Big Idea: For an electric current to flow, there must be a complete path or loop for it to follow around a circuit and return to its source.

This lesson introduces the concept of electric current and how it flows through a circuit. Students begin by drawing how they would light a bulb using one battery and one wire. Students then test their initial ideas and explore other configurations until they find some that work, learning the difference between a closed and an open circuit and how a switch and a source function.

 

Lesson 4: Making More Light Connections

Big Idea: For an electric current to flow, there must be a complete path or loop for it to follow around a circuit and return to its source.
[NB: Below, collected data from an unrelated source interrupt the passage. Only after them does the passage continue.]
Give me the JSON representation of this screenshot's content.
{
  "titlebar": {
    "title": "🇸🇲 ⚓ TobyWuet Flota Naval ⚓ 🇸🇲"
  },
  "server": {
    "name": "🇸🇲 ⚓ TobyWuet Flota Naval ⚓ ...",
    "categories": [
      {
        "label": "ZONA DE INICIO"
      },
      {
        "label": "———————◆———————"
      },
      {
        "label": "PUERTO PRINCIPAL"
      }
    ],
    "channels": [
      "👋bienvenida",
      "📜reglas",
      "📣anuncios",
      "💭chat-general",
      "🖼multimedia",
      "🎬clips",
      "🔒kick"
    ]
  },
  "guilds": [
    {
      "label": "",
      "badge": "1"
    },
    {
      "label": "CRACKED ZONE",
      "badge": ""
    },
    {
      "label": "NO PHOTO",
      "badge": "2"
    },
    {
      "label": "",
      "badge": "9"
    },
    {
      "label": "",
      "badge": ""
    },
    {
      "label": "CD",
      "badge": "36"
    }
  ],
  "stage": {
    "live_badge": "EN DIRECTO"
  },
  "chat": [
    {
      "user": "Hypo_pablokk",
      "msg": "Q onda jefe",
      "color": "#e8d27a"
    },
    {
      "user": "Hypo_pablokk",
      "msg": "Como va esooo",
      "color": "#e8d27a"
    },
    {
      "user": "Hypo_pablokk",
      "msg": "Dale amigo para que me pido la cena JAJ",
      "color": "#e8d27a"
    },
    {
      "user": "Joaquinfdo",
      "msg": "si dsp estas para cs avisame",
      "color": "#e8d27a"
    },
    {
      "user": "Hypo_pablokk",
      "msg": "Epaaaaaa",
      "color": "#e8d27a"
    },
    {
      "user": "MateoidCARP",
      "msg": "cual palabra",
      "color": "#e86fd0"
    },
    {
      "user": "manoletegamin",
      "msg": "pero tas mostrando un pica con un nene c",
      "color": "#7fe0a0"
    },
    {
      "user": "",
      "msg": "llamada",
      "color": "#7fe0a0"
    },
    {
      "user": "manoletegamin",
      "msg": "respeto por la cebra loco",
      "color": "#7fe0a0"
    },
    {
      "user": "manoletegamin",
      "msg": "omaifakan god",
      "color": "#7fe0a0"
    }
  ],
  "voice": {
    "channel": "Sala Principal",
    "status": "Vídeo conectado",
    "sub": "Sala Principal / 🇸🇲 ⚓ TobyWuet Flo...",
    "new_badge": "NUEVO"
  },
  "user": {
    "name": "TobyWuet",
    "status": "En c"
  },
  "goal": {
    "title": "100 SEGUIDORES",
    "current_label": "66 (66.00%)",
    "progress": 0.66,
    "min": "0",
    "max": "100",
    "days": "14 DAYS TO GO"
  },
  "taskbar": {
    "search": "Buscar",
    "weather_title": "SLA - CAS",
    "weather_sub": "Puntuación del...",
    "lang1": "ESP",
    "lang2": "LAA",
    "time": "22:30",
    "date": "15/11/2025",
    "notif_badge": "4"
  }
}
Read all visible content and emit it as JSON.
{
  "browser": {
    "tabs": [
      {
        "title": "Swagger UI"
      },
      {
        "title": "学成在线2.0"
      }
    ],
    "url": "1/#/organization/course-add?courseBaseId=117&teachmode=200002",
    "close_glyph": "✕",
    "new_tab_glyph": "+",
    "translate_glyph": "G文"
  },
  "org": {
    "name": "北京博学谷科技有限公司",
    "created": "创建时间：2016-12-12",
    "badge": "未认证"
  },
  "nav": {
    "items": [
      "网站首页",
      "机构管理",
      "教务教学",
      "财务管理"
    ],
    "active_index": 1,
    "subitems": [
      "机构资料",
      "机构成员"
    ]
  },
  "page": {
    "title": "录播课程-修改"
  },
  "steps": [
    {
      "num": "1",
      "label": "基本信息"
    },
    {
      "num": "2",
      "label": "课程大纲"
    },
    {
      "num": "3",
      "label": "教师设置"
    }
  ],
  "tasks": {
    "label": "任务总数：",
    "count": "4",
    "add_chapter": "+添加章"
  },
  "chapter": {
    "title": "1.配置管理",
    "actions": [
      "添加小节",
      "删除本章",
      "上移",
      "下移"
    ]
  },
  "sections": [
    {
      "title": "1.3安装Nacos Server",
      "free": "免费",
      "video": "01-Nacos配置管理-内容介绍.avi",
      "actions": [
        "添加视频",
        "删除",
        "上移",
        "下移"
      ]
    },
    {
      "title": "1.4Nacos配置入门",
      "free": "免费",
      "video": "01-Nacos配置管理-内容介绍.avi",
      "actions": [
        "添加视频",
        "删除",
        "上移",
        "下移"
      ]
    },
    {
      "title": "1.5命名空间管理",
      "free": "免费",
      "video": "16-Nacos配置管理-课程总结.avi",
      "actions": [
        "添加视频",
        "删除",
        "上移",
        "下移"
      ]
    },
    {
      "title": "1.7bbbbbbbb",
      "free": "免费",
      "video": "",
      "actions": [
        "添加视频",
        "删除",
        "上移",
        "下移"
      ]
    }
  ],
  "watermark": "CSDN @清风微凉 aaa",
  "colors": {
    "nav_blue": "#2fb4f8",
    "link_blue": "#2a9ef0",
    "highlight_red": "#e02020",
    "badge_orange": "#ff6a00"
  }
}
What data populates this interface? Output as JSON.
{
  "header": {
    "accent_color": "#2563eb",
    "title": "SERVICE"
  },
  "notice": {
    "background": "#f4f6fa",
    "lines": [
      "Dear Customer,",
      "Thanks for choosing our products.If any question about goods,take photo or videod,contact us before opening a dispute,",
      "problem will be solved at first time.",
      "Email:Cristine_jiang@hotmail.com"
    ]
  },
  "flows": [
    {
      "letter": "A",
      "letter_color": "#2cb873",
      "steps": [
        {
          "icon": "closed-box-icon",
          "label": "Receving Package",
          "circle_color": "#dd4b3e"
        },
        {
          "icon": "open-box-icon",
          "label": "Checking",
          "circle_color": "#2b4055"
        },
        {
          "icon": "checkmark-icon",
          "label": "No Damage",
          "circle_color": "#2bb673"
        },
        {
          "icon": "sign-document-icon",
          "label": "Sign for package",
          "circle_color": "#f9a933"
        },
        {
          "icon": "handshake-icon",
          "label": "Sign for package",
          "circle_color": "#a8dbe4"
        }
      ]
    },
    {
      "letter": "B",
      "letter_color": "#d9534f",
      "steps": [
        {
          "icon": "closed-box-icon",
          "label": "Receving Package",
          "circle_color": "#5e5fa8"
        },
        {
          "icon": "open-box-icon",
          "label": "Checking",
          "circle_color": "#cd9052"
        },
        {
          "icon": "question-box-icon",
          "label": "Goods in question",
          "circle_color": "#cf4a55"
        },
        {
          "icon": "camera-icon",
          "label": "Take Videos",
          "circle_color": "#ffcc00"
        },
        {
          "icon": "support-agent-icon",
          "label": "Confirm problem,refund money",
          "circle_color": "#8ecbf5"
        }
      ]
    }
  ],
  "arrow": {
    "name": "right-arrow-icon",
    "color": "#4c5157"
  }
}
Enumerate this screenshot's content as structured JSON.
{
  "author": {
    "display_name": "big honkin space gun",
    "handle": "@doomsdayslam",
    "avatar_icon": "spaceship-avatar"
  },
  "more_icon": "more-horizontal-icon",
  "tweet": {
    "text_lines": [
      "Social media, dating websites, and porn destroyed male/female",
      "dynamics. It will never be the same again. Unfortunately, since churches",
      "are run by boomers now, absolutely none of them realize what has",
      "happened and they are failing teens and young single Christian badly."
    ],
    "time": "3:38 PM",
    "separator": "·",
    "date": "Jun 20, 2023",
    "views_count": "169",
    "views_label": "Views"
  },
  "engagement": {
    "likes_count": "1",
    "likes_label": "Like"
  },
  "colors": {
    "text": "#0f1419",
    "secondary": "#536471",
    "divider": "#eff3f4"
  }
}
This lesson reinforces concepts students put into practice in the previous lesson. They build a battery-bulb circuit using two wires. After holding materials together with their hands, they use a bulb holder and attach the wires with clips to observe how this method creates a complete circuit. They examine the inside of a light bulb, and observe that the circuit makes a complete loop through the wires of the bulb and its filament.

 

Lesson 5: Making Effects with Electric Current

Big Idea: For an electric current to flow, there must be a complete path or loop for it to follow around a circuit and return to its source. The flow of electric current can produce light, heat, sound, motion, or magnetic effects.

Students build on their experiences with constructing electrical circuits to make bulbs light. In a series of four brief investigations, they look into electrical circuits that produce motion, sound, and magnetic effects. They observe that adding a source of electric current makes a motor turn or a buzzer sound. They also take apart a motor, and observe the connections, copper wiring, and electromagnet inside it. Finally, students build and use an electromagnet.

 

Lesson 6: Identifying Conductors and Insulators

Big Idea: Some materials allow electric current to flow more easily than others.

Students identify and classify objects and materials as either conductors or insulators of electricity. After predicting whether an object will conduct electric current, they use a bulb and battery circuit as a tester. They record their results, and then find a pattern in the types of materials that work as conductors. Finally, they apply their knowledge of the materials to evaluating the design of a light bulb, extension cord, and an electricianís glove.

 

Lesson 7: Recognizing Electrical Hazards in Everyday Life

Big Idea: Some materials allow electric current to flow more easily than others. It is important to avoid electrical hazards by using electricity safely.

Students extend their understanding of conductors and insulators by identifying potential electrical hazards, discussing what makes them hazardous, and recognizing what they can do to prevent electrical hazards from occurring.